You cannot take an English layout's type system and pour Arabic into it. Arabic script has different needs:

  • Line height — Arabic letterforms need more vertical breathing room; English line-heights crush them.
  • Font choice — a good Arabic web font (the script has its own typographic tradition) matters as much as the Latin one. Pairing a quality Arabic font with the Latin font, weights matched, is real design work.
  • Font size — Arabic often needs to be set slightly larger than Latin at the same visual weight to read comfortably.
  • No fake bold/italic — Arabic doesn't italicise the way Latin does; faux styles look wrong. Use proper weights.

Loading both font families also has a performance cost — subset and use font-display: swap so neither language's text stays invisible while fonts load.

Numerals, dates, and mixed content

Arabic uses its own numeral forms in some contexts and Western (Arabic) numerals in others — the right choice depends on audience and content. Dates, currency (AED), and phone numbers need handling that suits the reader. And mixed-direction content — an Arabic sentence containing an English brand name or a number — needs proper bidirectional text handling, or it scrambles visually. This is where rushed bilingual sites fall apart most visibly.
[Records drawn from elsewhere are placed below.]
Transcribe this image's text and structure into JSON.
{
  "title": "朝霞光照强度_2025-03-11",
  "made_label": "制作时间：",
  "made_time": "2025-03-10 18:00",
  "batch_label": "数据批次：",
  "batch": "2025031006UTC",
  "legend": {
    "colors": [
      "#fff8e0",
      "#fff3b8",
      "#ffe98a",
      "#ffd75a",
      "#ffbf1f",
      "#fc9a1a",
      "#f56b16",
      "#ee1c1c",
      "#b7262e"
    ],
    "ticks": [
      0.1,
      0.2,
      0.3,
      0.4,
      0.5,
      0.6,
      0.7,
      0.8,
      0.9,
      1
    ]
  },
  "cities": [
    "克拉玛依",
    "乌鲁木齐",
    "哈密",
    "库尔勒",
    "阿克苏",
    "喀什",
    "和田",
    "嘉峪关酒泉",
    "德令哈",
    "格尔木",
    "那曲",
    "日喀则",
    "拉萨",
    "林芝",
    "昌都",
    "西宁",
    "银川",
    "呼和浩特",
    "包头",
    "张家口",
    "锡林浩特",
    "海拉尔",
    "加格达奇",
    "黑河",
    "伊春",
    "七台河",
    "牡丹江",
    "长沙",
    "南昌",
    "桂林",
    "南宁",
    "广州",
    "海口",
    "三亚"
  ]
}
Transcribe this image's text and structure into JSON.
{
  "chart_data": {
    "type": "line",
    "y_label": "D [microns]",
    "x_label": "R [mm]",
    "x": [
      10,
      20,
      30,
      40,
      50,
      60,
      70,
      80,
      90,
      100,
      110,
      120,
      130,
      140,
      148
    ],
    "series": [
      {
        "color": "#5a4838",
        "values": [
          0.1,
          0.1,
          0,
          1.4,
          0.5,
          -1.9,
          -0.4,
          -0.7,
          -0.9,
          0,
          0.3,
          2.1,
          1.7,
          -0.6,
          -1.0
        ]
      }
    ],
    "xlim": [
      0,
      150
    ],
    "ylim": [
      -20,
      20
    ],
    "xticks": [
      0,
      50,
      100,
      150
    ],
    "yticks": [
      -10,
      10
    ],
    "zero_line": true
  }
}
Architecture, not just appearance

Properly bilingual is also a structural concern: parallel URL structure (/ar/...), hreflang tags so Google serves the right version, a clean language switcher that remembers the choice, and translated (not machine-generated) content. Build it RTL-aware at the template level and switching languages is seamless; retrofit it and every page is a fight.

The "feels native" test

The mark of a properly bilingual site: an Arabic-first user navigates it without ever feeling they're using a translated version. The layout reads naturally right-to-left, the typography is comfortable, the icons point the right way, nothing is awkwardly mixed-direction, and the language switch is instant and complete. If an Arabic user can tell it "was originally English," it isn't properly bilingual — it's English with a translation layer.

Why it's worth doing right

In Dubai, a genuinely bilingual site signals you take the local market seriously, and it converts the Arabic-preferring segment that an English-first site quietly loses. It's a competitive edge precisely because so many competitors do it badly. Done right, it's not double the work — it's design that accounts for both audiences from the start.